Vers 1444, Conrad Bayer de Boppart5, évêque de Metz, entreprit la construction d’un puissant château à Moyen. En y faisant travailler des gens d’Épinal, qui lui appartenaient, il suscita le mécontentement des seigneurs des environs mais il traita leurs plaintes par le mépris et appela son château Qui-Qu’en-Grogne. Les évêques, par la suite, ne résidèrent qu’occasionnellement au château6, laissant la place sous le commandement de châtelains qui furent parfois de véritables brigands.

Robert de Lenoncourt tint le siège épiscopal de Metz entre 1551 et 1555. Il fut un fidèle serviteur du roi de France : grâce à son concours, l’évêché de Metz passa sous protection française en avril 1552, comme ceux de Toul et de Verdun7. Cela devait avoir de lourdes conséquences. En particulier, vers 1555, Robert de Lenoncourt obtint de la France une garnison française pour le château de Moyen.

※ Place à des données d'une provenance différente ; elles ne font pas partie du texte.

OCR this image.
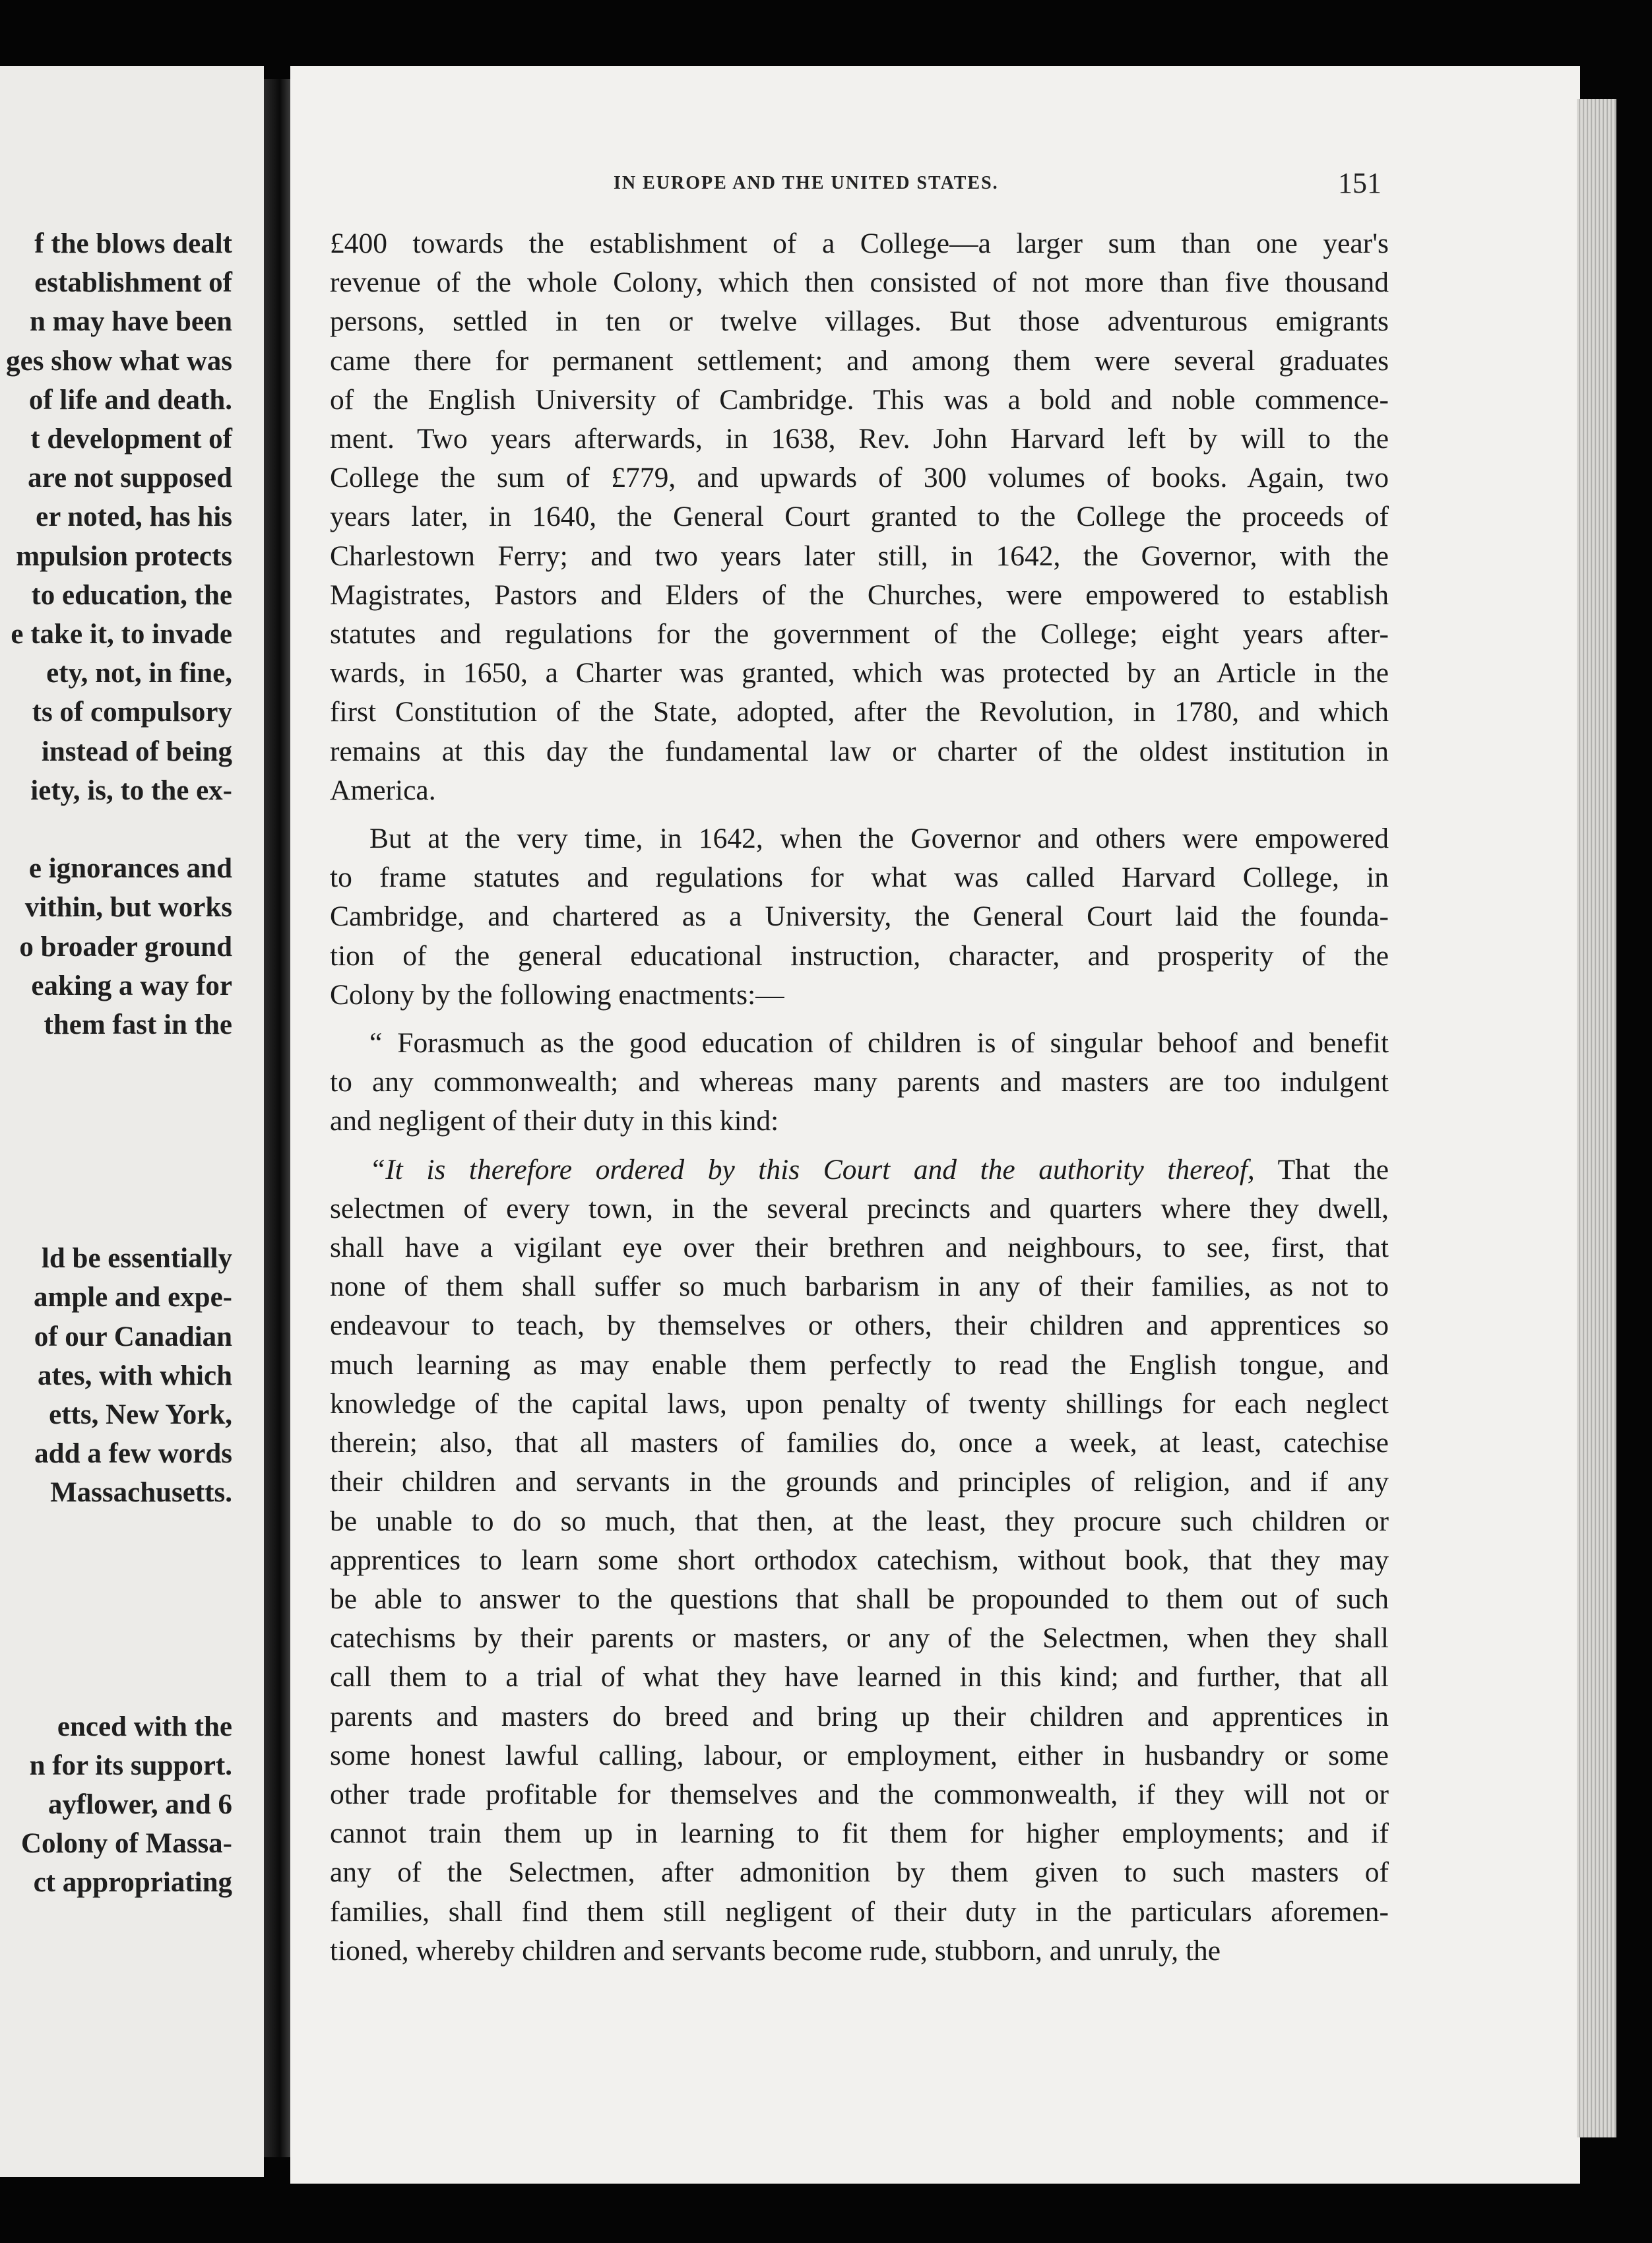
f the blows dealt
establishment of
n may have been
ges show what was
of life and death.
t development of
are not supposed
er noted, has his
mpulsion protects
to education, the
e take it, to invade
ety, not, in fine,
ts of compulsory
instead of being
iety, is, to the ex-
e ignorances and
vithin, but works
o broader ground
eaking a way for
them fast in the
ld be essentially
ample and expe-
of our Canadian
ates, with which
etts, New York,
add a few words
Massachusetts.
enced with the
n for its support.
ayflower, and 6
Colony of Massa-
ct appropriating
IN EUROPE AND THE UNITED STATES.	151
£400 towards the establishment of a College—a larger sum than one year's
revenue of the whole Colony, which then consisted of not more than five thousand
persons, settled in ten or twelve villages. But those adventurous emigrants
came there for permanent settlement; and among them were several graduates
of the English University of Cambridge. This was a bold and noble commence-
ment. Two years afterwards, in 1638, Rev. John Harvard left by will to the
College the sum of £779, and upwards of 300 volumes of books. Again, two
years later, in 1640, the General Court granted to the College the proceeds of
Charlestown Ferry; and two years later still, in 1642, the Governor, with the
Magistrates, Pastors and Elders of the Churches, were empowered to establish
statutes and regulations for the government of the College; eight years after-
wards, in 1650, a Charter was granted, which was protected by an Article in the
first Constitution of the State, adopted, after the Revolution, in 1780, and which
remains at this day the fundamental law or charter of the oldest institution in
America.
But at the very time, in 1642, when the Governor and others were empowered
to frame statutes and regulations for what was called Harvard College, in
Cambridge, and chartered as a University, the General Court laid the founda-
tion of the general educational instruction, character, and prosperity of the
Colony by the following enactments:—
“ Forasmuch as the good education of children is of singular behoof and benefit
to any commonwealth; and whereas many parents and masters are too indulgent
and negligent of their duty in this kind:
“It is therefore ordered by this Court and the authority thereof, That the
selectmen of every town, in the several precincts and quarters where they dwell,
shall have a vigilant eye over their brethren and neighbours, to see, first, that
none of them shall suffer so much barbarism in any of their families, as not to
endeavour to teach, by themselves or others, their children and apprentices so
much learning as may enable them perfectly to read the English tongue, and
knowledge of the capital laws, upon penalty of twenty shillings for each neglect
therein; also, that all masters of families do, once a week, at least, catechise
their children and servants in the grounds and principles of religion, and if any
be unable to do so much, that then, at the least, they procure such children or
apprentices to learn some short orthodox catechism, without book, that they may
be able to answer to the questions that shall be propounded to them out of such
catechisms by their parents or masters, or any of the Selectmen, when they shall
call them to a trial of what they have learned in this kind; and further, that all
parents and masters do breed and bring up their children and apprentices in
some honest lawful calling, labour, or employment, either in husbandry or some
other trade profitable for themselves and the commonwealth, if they will not or
cannot train them up in learning to fit them for higher employments; and if
any of the Selectmen, after admonition by them given to such masters of
families, shall find them still negligent of their duty in the particulars aforemen-
tioned, whereby children and servants become rude, stubborn, and unruly, the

Celui-ci constitua dès lors une position française en plein duché de Lorraine.

Lors des guerres de religion qui enflammèrent la France et ses voisins au XVIe s., la région fut traversée à maintes reprises par des hordes de protestants allemands, de Bourguignons et d’Espagnols. Ils causèrent de graves dommages au Qui-Qu’en-Grogne. Rien ne fut pire cependant que le passage des reîtres en 1597. Battus à Thiébauménil, ils pillèrent le pays et mirent le feu au château et au village.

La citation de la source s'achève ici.